Discours devant les députes de Clémenceau à la fin de la guerre

Quant aux vivants , que nous accueille­rons quand ils passe­ront sur nos boule­vards, vers l’Arc de triomphe , qu’ils soient salués d’avance ! Nous les atten­dons pour la grande oeuvre de recons­truc­tion sociale . Grâce à eux, la France, hier soldat de Dieu, aujourd’hui soldat de l’humanité, sera toujours le soldat de l’idéal.

Commentaire de l’auteur

On pouvait employer des formules comme celle-là en 1918 , le 11 novembre. De tels moments sont rares dans l’histoire d’un peuple. Une telle inten­sité de senti­ments ne peut être qu’éphémère.

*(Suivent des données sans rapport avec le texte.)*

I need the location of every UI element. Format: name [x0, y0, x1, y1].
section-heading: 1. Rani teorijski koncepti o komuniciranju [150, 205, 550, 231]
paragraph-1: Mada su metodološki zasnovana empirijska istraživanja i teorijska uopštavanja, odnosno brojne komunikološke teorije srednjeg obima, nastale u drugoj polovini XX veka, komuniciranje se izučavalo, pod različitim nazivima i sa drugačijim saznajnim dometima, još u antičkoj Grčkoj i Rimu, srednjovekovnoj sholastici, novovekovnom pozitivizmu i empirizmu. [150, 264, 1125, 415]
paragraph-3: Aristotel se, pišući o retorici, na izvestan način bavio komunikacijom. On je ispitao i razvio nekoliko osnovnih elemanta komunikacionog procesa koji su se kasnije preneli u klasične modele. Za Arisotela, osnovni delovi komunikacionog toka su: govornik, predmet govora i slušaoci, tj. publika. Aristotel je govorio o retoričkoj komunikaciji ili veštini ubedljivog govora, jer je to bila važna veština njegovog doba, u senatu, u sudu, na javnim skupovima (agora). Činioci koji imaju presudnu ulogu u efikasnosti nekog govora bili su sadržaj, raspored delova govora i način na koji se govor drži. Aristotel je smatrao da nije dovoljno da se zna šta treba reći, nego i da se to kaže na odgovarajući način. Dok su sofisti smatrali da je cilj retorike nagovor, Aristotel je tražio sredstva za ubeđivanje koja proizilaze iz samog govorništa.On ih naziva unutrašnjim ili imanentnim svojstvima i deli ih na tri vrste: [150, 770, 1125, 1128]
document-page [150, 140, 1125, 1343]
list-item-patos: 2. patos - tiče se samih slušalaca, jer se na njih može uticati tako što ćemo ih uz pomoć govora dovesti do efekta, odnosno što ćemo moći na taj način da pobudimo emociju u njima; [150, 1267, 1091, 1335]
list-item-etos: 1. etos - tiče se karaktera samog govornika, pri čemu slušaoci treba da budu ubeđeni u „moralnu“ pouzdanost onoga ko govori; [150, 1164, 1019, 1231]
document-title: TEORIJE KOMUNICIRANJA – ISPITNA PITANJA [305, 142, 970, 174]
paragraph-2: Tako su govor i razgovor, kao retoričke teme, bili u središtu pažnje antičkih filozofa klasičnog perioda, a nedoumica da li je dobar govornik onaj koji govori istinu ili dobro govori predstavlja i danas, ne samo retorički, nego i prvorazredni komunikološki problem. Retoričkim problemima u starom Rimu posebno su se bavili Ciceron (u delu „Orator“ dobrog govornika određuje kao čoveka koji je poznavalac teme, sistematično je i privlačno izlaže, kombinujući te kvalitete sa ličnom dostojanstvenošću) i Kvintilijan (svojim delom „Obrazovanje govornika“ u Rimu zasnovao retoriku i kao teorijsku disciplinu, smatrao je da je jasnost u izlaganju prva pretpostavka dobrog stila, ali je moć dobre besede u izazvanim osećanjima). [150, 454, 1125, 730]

Et finalement notre débat, La peur de la mort

Que pensent ces hommes avant le moment fatal ? À part quelques exal­tés (Hitler en était), tous ont peur – la coutume étant de ne pas l’avouer et surtout de ne pas en accu­ser les cama­rades. Les combat­tants ont su, pendant quatre ans et demi, que sans cesse une épée de Damo­clès mena­çait de les détruire.

Et pourquoi s’est-t- on battu jusqu’au bout ?

Alors pour­quoi se bat-on ? Le soldat de 1916 ne se bat ni pour l’Alsace, ni pour ruiner l’Allemagne, ni pour la patrie. Il se bat par honnê­teté, par habi­tude et par force. Il se bat parce qu’il ne peut pas faire autre­ment. Il se bat ensuite, parce que après les premiers enthou­siasmes, après le décou­ra­ge­ment du premier hiver est venue… la rési­gna­tion… On a changé sa maison contre un gourbi… On a taillé sa vie dans la misère, comme autre­fois dans le bien-être… On s’imagine même plus que cela puisse chan­ger. On l’espère toujours, on n’y compte plus.